Reputation: 647
I want to scrape the Google translate website and get the translated text from it using Python 3.
Here is my code:
from bs4 import BeautifulSoup as soup
from urllib.request import Request as uReq
from urllib.request import urlopen as open
my_url = "https://translate.google.com/#en/es/I%20am%20Animikh%20Aich"
req = uReq(my_url, headers={'User-Agent':'Mozilla/5.0'})
uClient = open(req)
page_html = uClient.read()
uClient.close()
html = soup(page_html, 'html5lib')
print(html)
Unfortunately, I am unable to find the required information in the parsed Webpage.
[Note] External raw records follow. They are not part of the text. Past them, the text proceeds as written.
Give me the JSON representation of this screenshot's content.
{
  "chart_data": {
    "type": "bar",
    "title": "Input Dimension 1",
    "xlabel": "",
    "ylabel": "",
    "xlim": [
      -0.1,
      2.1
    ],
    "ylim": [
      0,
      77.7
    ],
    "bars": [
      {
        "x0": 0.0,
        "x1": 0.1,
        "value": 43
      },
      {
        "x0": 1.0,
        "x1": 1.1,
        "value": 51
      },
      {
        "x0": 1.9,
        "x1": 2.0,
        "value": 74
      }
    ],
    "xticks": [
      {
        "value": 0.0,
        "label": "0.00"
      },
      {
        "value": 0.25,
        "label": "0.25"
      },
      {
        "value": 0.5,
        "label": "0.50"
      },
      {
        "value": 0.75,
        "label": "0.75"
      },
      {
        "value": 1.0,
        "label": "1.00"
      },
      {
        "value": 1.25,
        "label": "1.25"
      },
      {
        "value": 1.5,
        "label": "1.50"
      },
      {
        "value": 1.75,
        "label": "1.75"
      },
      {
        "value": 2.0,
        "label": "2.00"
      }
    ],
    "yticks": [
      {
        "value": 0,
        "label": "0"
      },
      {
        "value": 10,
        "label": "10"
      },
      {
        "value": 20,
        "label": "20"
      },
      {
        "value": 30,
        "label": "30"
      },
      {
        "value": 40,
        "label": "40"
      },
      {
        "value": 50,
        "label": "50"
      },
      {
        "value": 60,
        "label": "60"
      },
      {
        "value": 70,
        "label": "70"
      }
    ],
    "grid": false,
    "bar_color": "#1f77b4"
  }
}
In chrome "Inspect", It is showing that the translated text is inside:
<span id="result_box" class="short_text" lang="es"><span class="">Yo soy Animikh Aich</span></span>
However, When I am searching for the information in the parsed HTML code, this is what I'm finding in it:
<span class="short_text" id="result_box"></span>
I have tried parsing using all of html5lib, lxml, html.parser. I have not been able to find a solution for this. Please help me with the issue.
Upvotes: 2
Views: 350
Reputation: 22440
Try like below to get the desired content:
from bs4 import BeautifulSoup
from selenium import webdriver
driver = webdriver.Chrome()
driver.get("https://translate.google.com/#en/es/I%20am%20Animikh%20Aich")
soup = BeautifulSoup(driver.page_source, 'html5lib')
item = soup.select_one("#result_box span").text
print(item)
driver.quit()
Output:
Yo soy Animikh Aich
Upvotes: 1
Reputation: 7238
JavaScript is modifying the HTML code after it loads. urllib
can't handle JavaScript, you'll have to use Selenium
to get the data that you want.
For installation and demo, refer this link.
Upvotes: 1
Reputation: 3212
you could use a specific python api:
import goslate
gs = goslate.Goslate()
print(gs.translate('I am Animikh Aich', 'es'))
Yo soy Animikh Aich
Upvotes: 2